OFF TRACK? An Assessment of Mixed-Income Housing around New Jersey’s Transit Stations
Can towns use housing development to improve or strengthen the areas around their train stations? The short answer is yes, but the type of housing will vary town by town, depending on the current mix of housing available.
New Jersey Future’s latest report, OFF TRACK? An Assessment of Mixed-Income Housing around New Jersey’s Transit Stations, assesses the degree to which the distribution of household income within each transit station’s immediate neighborhood matches up with, or departs from, the distribution of household income in the larger region in which the station is located. By understanding this divergence, towns will be better able to make decisions about the types of housing they should be zoning for and encouraging.
New Jersey’s extensive public transportation system is a valuable resource, allowing residents in many parts of the state to get from one place to another without having to drive on an increasingly congested highway network. Many of the neighborhoods surrounding the system’s 244 stations offer residents the opportunity to reduce their transportation expenses, sometimes enabling households to own fewer vehicles than they would otherwise need, or even no vehicles at all. And because many transit-hosting towns were originally built in a compact, walkable pattern to facilitate pedestrian access to the transit station, and often with a mixed-use downtown that treats the transit station as its focal point, residents of these places can accomplish many of their daily activities with much shorter travel distances than is the case in car-dependent suburbs.
But are the cost- and time-saving opportunities of transit-oriented development (TOD) accessible to everyone? Or are some transit-station neighborhoods effectively accessible only to upper-income households, due to a lack of diversity in housing options or to an insufficient supply of housing in general? Conversely, are some transit stations lying fallow in distressed neighborhoods, falling short of their potential to serve as hubs of activity and commerce for their communities? (In the latter case, the benefits for households with lower incomes of living near transit can be counteracted by the social ills that are associated with concentrations of poverty.) These are the questions the report set out to answer.
Analysis found that the state’s transit-station neighborhoods are definitely not all created equal, in terms of the degree to which they offer the benefits of living near transit to households of all income levels. On one hand, a surprisingly large number of transit stations –109 out of the 244 – have a higher percentage of single-family detached housing units in their surrounding neighborhoods than the statewide average. From a regional equity standpoint, a housing supply skewed toward single-family detached units, which are generally more expensive than other housing types like apartments or townhouses, can price out many households of more modest means, leaving the neighborhood and its mobility opportunities available only to wealthier residents. A prevalence of single-family detached housing near transit is also counterintuitive from a ridership standpoint, since the utility of public transportation rises in direct proportion to the number of people (and jobs) within easy walking distance of the station, and the best way to put more people within walking distance is by increasing the density of housing.
Other stations have the opposite problem.

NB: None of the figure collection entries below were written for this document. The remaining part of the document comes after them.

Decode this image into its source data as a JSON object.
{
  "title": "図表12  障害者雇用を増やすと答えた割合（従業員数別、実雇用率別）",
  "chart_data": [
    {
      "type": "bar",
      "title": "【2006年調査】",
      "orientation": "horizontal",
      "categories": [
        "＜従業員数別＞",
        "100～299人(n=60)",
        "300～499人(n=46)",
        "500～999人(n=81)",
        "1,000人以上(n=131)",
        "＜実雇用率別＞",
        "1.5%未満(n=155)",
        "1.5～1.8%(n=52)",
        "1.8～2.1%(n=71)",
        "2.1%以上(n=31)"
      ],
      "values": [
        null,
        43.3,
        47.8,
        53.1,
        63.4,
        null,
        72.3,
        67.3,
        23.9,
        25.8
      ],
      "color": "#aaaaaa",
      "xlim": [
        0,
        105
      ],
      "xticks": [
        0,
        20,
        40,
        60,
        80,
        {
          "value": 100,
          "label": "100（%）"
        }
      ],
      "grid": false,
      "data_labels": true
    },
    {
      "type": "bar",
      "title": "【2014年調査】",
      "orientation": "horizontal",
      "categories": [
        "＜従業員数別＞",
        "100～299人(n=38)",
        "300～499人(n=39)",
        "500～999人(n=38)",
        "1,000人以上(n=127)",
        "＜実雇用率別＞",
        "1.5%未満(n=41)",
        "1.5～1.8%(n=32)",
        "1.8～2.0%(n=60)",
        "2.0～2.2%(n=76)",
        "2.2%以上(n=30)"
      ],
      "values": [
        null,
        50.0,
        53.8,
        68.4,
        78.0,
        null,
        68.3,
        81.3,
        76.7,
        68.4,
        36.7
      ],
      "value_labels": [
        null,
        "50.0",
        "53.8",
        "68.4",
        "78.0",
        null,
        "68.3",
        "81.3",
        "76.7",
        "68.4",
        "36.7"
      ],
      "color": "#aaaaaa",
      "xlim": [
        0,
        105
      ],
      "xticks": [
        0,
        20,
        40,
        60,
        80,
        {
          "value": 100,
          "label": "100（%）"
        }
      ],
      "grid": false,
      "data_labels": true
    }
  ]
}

Not every place has been able to capitalize on the renewed demand for walkable, mixed-use, transit-accessible living that has resurfaced in the wake of the Great Recession; some station-area neighborhoods remain characterized by chronic disinvestment and concentrated poverty. In almost every case, a high concentration of households at the low end of the income spectrum is accompanied by a scarcity of households at the high end, illustrating the challenges involved in inducing middle- and upper-income households to locate into long-distressed areas. In fact, upper-income households are more uniformly rare in generally lower-income station areas than are lower-income households in more upper-income station areas.

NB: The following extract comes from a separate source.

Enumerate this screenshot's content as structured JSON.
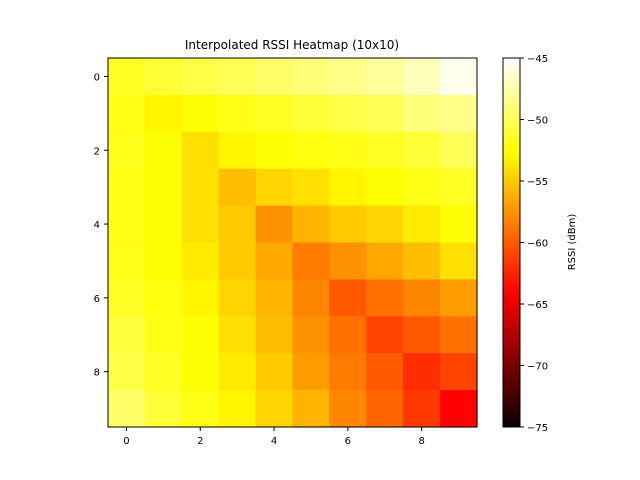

While the report specifically looks at the income characteristics around New Jersey’s transit stations, the same analysis can be applied to towns without transit centers. Towns with compact, walkable downtowns can conduct this same assessment to see where they stand and where they should be heading, and New Jersey Future can help develop these assessments. Creating a healthy mix of housing types within a community will benefit the long-term economic health and viability of towns across the state, but it is important for towns to face these issues with information and an eye toward the future.